His grandfather was Charles Claude Fétique (1853-1911), who was a violin maker, and who had two bow-making sons, Victor François Fétique (1872-1933) and Jules Fétique (1875-1951), and a daughter Marie Augustine Marthe Fétique (1879-1928 André's mother). André's cousin, Marcel Fétique (1899-1977 son of Victor), became a bowmaker as well.

Richaume apprenticed with Émile François Ouchard in Mirecourt, before joining his uncle Victor Fétique in 1927 in Paris. He established his own shop in the middle of 1930 and worked until 1966. In 1955 Richaume was awarded the distinction of "Meilleur Ouvrier de France" (one of the best craftsmen in France).

He supplied fine bows to other Parisian makers under his own brand. His work is very much influenced by Ouchard and his uncle Victor Fétique.
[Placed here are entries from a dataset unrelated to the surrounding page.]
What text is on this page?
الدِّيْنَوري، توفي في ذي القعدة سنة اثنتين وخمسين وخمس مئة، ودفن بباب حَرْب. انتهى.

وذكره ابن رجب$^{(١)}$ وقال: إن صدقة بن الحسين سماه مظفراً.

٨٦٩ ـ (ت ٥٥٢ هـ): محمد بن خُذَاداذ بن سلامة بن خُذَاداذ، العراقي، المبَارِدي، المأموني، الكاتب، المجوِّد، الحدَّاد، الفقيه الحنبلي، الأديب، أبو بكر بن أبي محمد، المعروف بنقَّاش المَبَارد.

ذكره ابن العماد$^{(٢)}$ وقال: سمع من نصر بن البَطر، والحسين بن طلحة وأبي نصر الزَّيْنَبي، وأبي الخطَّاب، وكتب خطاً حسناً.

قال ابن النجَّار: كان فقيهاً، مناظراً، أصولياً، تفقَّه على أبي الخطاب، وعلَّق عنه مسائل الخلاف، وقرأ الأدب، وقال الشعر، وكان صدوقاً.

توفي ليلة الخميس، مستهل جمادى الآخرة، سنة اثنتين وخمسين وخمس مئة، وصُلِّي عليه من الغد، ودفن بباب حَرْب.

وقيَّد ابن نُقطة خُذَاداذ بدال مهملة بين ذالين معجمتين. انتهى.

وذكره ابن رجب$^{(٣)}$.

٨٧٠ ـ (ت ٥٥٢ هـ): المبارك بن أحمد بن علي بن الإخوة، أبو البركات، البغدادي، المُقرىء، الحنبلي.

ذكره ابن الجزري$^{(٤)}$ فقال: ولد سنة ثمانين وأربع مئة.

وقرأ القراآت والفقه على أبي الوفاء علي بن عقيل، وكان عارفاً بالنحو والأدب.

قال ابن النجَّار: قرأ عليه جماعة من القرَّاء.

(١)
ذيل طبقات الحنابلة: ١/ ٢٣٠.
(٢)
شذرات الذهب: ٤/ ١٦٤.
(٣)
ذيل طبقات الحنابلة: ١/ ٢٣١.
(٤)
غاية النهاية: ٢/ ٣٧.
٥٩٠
David Oistrakh used a Richaume bow in the later part of his life. Oistrakh had remarked that this bow gave him great satisfaction, so much so that when in Paris, he had to go meet Richaume in person. "The bow bought by his son Igor Oistrakh in 1957, had filled David with such enthusiasm that Igor made a gift of it."

==Quotes==

"One of the great French bow makers of the 20th century". Christopher Brown

"One of the most remarkable bow makers of his generation".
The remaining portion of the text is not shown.